À force de s’autoproclamer remparts de la démocratie, certains leaders politiques congolais semblent oublier un détail de taille : le peuple a de la mémoire.
Alors que la coalition «C-64» tente de mobiliser la rue sous la bannière de la protection de la Loi fondamentale, le vernis craque et révèle une tout autre réalité.
Derrière les discours moralisateurs de Jean-Marc Kabund, Martin Fayulu et Delly Sesanga, se dessine en filigrane l'ombre de l'ancien régime.
Le secret de polichinelle : L’acte de naissance signé FCC
Les masques tombent, et c’est de l’intérieur même du mouvement que vient la confirmation. Alain Bolodjwa, partisan assumé de la C-64, a récemment jeté un pavé dans la mare. Selon ses révélations, Bijoux Goya Kitenge, ancienne sénatrice du Front Commun pour le Congo (FCC) et fidèle parmi les fidèles de Joseph Kabila, est à l'origine du tout premier acte de création de la C-64.
C’est elle qui aurait ensuite confié à Jean-Marc Kabund la mission stratégique de fédérer l’opposition kinoise autour de ce projet.

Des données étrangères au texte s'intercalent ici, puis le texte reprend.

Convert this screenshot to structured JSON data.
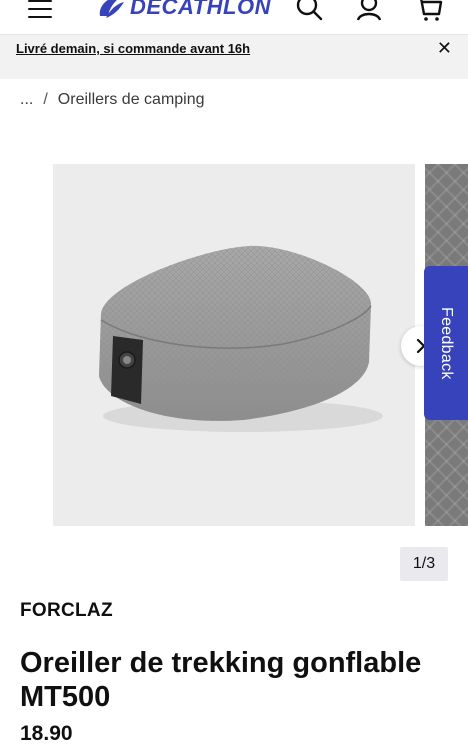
{
  "header": {
    "logo_text": "DECATHLON",
    "brand_color": "#3643ba",
    "icons": [
      "menu-icon",
      "search-icon",
      "account-icon",
      "cart-icon"
    ]
  },
  "promo": {
    "text": "Livré demain, si commande avant 16h",
    "close_label": "✕"
  },
  "breadcrumb": {
    "ellipsis": "...",
    "separator": "/",
    "current": "Oreillers de camping"
  },
  "gallery": {
    "counter": "1/3",
    "feedback_label": "Feedback"
  },
  "product": {
    "brand": "FORCLAZ",
    "title": "Oreiller de trekking gonflable MT500",
    "price": "18.90"
  }
}
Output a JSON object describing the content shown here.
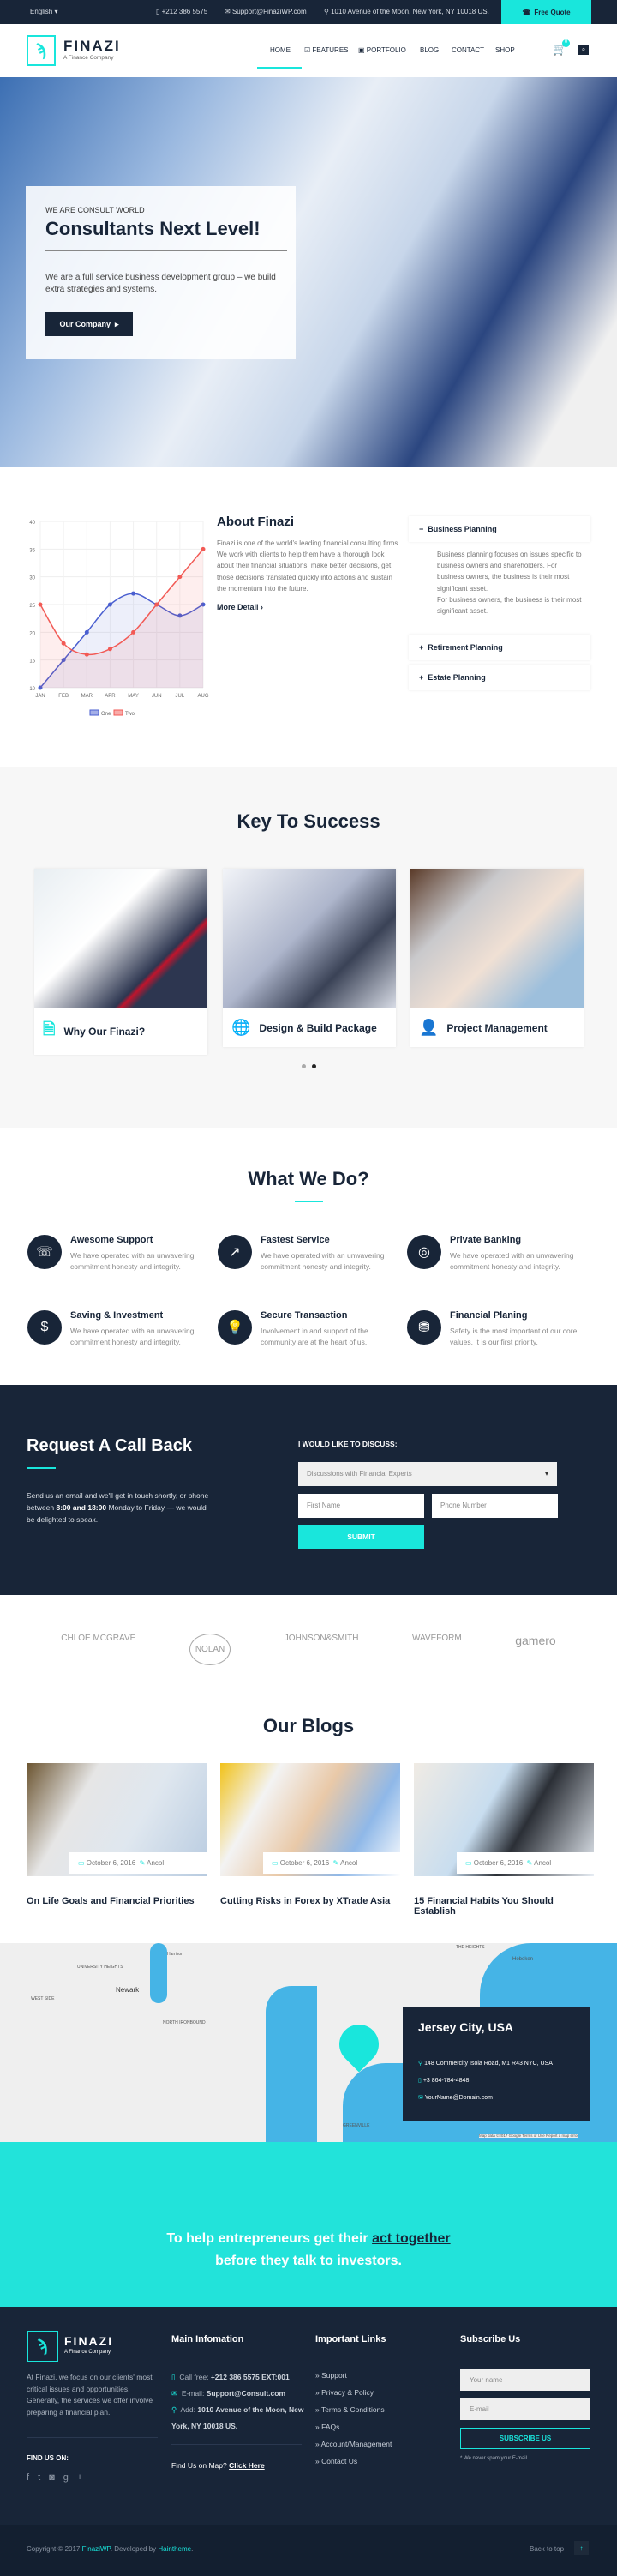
{
  "topbar": {
    "language": "English",
    "phone": "+212 386 5575",
    "email": "Support@FinaziWP.com",
    "address": "1010 Avenue of the Moon, New York, NY 10018 US.",
    "quote": "Free Quote"
  },
  "brand": {
    "name": "FINAZI",
    "tagline": "A Finance Company"
  },
  "nav": {
    "items": [
      "HOME",
      "FEATURES",
      "PORTFOLIO",
      "BLOG",
      "CONTACT",
      "SHOP"
    ],
    "cart_count": "0"
  },
  "hero": {
    "kicker": "WE ARE CONSULT WORLD",
    "title": "Consultants Next Level!",
    "text": "We are a full service business development group – we build extra strategies and systems.",
    "button": "Our Company"
  },
  "chart_data": {
    "type": "line",
    "categories": [
      "JAN",
      "FEB",
      "MAR",
      "APR",
      "MAY",
      "JUN",
      "JUL",
      "AUG"
    ],
    "ylim": [
      10,
      40
    ],
    "yticks": [
      10,
      15,
      20,
      25,
      30,
      35,
      40
    ],
    "grid": true,
    "legend": "bottom",
    "series": [
      {
        "name": "One",
        "color": "#4a5fd0",
        "values": [
          10,
          15,
          20,
          25,
          27,
          25,
          23,
          25
        ]
      },
      {
        "name": "Two",
        "color": "#f25a55",
        "values": [
          25,
          18,
          16,
          17,
          20,
          25,
          30,
          35
        ]
      }
    ]
  },
  "about": {
    "title": "About Finazi",
    "text": "Finazi is one of the world's leading financial consulting firms. We work with clients to help them have a thorough look about their financial situations, make better decisions, get those decisions translated quickly into actions and sustain the momentum into the future.",
    "link": "More Detail"
  },
  "accordion": [
    {
      "title": "Business Planning",
      "open": true,
      "body": "Business planning focuses on issues specific to business owners and shareholders. For business owners, the business is their most significant asset.",
      "body2": "For business owners, the business is their most significant asset."
    },
    {
      "title": "Retirement Planning",
      "open": false
    },
    {
      "title": "Estate Planning",
      "open": false
    }
  ],
  "keys": {
    "title": "Key To Success",
    "cards": [
      {
        "label": "Why Our Finazi?",
        "icon": "document-icon"
      },
      {
        "label": "Design & Build Package",
        "icon": "globe-icon"
      },
      {
        "label": "Project Management",
        "icon": "manager-icon"
      }
    ]
  },
  "services": {
    "title": "What We Do?",
    "items": [
      {
        "title": "Awesome Support",
        "text": "We have operated with an unwavering commitment honesty and integrity.",
        "icon": "support-icon"
      },
      {
        "title": "Fastest Service",
        "text": "We have operated with an unwavering commitment honesty and integrity.",
        "icon": "chart-up-icon"
      },
      {
        "title": "Private Banking",
        "text": "We have operated with an unwavering commitment honesty and integrity.",
        "icon": "target-icon"
      },
      {
        "title": "Saving & Investment",
        "text": "We have operated with an unwavering commitment honesty and integrity.",
        "icon": "piggy-bank-icon"
      },
      {
        "title": "Secure Transaction",
        "text": "Involvement in and support of the community are at the heart of us.",
        "icon": "lightbulb-icon"
      },
      {
        "title": "Financial Planing",
        "text": "Safety is the most important of our core values. It is our first priority.",
        "icon": "money-icon"
      }
    ]
  },
  "callback": {
    "title": "Request A Call Back",
    "text_a": "Send us an email and we'll get in touch shortly, or phone between ",
    "hours": "8:00 and 18:00",
    "text_b": " Monday to Friday — we would be delighted to speak.",
    "form_label": "I WOULD LIKE TO DISCUSS:",
    "select": "Discussions with Financial Experts",
    "first_name": "First Name",
    "phone": "Phone Number",
    "submit": "SUBMIT"
  },
  "partners": [
    "CHLOE MCGRAVE",
    "NOLAN",
    "JOHNSON&SMITH",
    "WAVEFORM",
    "gamero"
  ],
  "blogs": {
    "title": "Our Blogs",
    "posts": [
      {
        "date": "October 6, 2016",
        "author": "Ancol",
        "title": "On Life Goals and Financial Priorities"
      },
      {
        "date": "October 6, 2016",
        "author": "Ancol",
        "title": "Cutting Risks in Forex by XTrade Asia"
      },
      {
        "date": "October 6, 2016",
        "author": "Ancol",
        "title": "15 Financial Habits You Should Establish"
      }
    ]
  },
  "map": {
    "city": "Jersey City, USA",
    "address": "148 Commercity Isola Road, M1 R43 NYC, USA",
    "phone": "+3 864-784-4848",
    "email": "YourName@Domain.com",
    "labels": [
      "Newark",
      "UNIVERSITY HEIGHTS",
      "WEST SIDE",
      "NORTH IRONBOUND",
      "Harrison",
      "THE HEIGHTS",
      "Hoboken",
      "GREENVILLE"
    ],
    "attribution": "Map data ©2017 Google   Terms of Use   Report a map error"
  },
  "cta": {
    "text_a": "To help entrepreneurs get their ",
    "link": "act together",
    "text_b": "before they talk to investors."
  },
  "footer": {
    "about": "At Finazi, we focus on our clients' most critical issues and opportunities. Generally, the services we offer involve preparing a financial plan.",
    "find_us": "FIND US ON:",
    "main_title": "Main Infomation",
    "call_label": "Call free:",
    "call": "+212 386 5575 EXT:001",
    "email_label": "E-mail:",
    "email": "Support@Consult.com",
    "add_label": "Add:",
    "address": "1010 Avenue of the Moon, New York, NY 10018 US.",
    "map_q": "Find Us on Map?",
    "map_link": "Click Here",
    "links_title": "Important Links",
    "links": [
      "Support",
      "Privacy & Policy",
      "Terms & Conditions",
      "FAQs",
      "Account/Management",
      "Contact Us"
    ],
    "sub_title": "Subscribe Us",
    "name_ph": "Your name",
    "email_ph": "E-mail",
    "sub_btn": "SUBSCRIBE US",
    "note": "* We never spam your E-mail",
    "copy_a": "Copyright © 2017 ",
    "copy_brand": "FinaziWP",
    "copy_b": ". Developed by ",
    "copy_dev": "Haintheme",
    "back_top": "Back to top"
  }
}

La vérité est désormais brute et incontestable : La C-64 n’est pas un élan citoyen spontané pour la sauvegarde des acquis démocratiques. Elle apparaît de plus en plus comme la vitrine politique de Joseph Kabila, ce qui explique d'ailleurs les appels répétés et insistants de cette coalition à un «dialogue» avec l'ancien président.
Une revanche politique drapée de vertu
Pour de nombreux observateurs, la ficelle est un peu trop grosse. Le régime de Joseph Kabila tente de revenir sur le devant de la scène sous un nouveau visage, en confisquant le noble combat de l’ordre constitutionnel.
Mais le calcul politique sous-estimé reste la maturité du peuple congolais :
• Un peuple conscient : Les Congolais ont compris le double jeu. Ils écoutent, observent et refusent d’être les marchepieds d'un retour vers le passé.
• Une aspiration au changement : L'opinion publique reste largement acquise à l'idée d'une révision ou d'un changement de la Constitution, perçu comme un acte d'affirmation de la souveraineté nationale, loin des calculs partisans.
• Le rejet de l'instrumentalisation : La Constitution ne doit pas servir de levier pour une revanche politique ou un partage du pouvoir déguisé.
Le 22 juillet : Un rendez-vous manqué avec le peuple
L'appel à la mobilisation prévu pour ce 22 juillet 2026 risque de sonner creux. Les citoyens ont décrypté l'agenda caché derrière les slogans. Le peuple ne marchera pas, car il a compris que la C-64 ne défend pas sa souveraineté, mais des intérêts de coulisses.
En voulant jouer avec le feu de la manipulation politique, les leaders de la C-64 se retrouvent aujourd'hui face à leurs propres contradictions. La quête de souveraineté du peuple congolais s'écrira sans les fantômes du passé.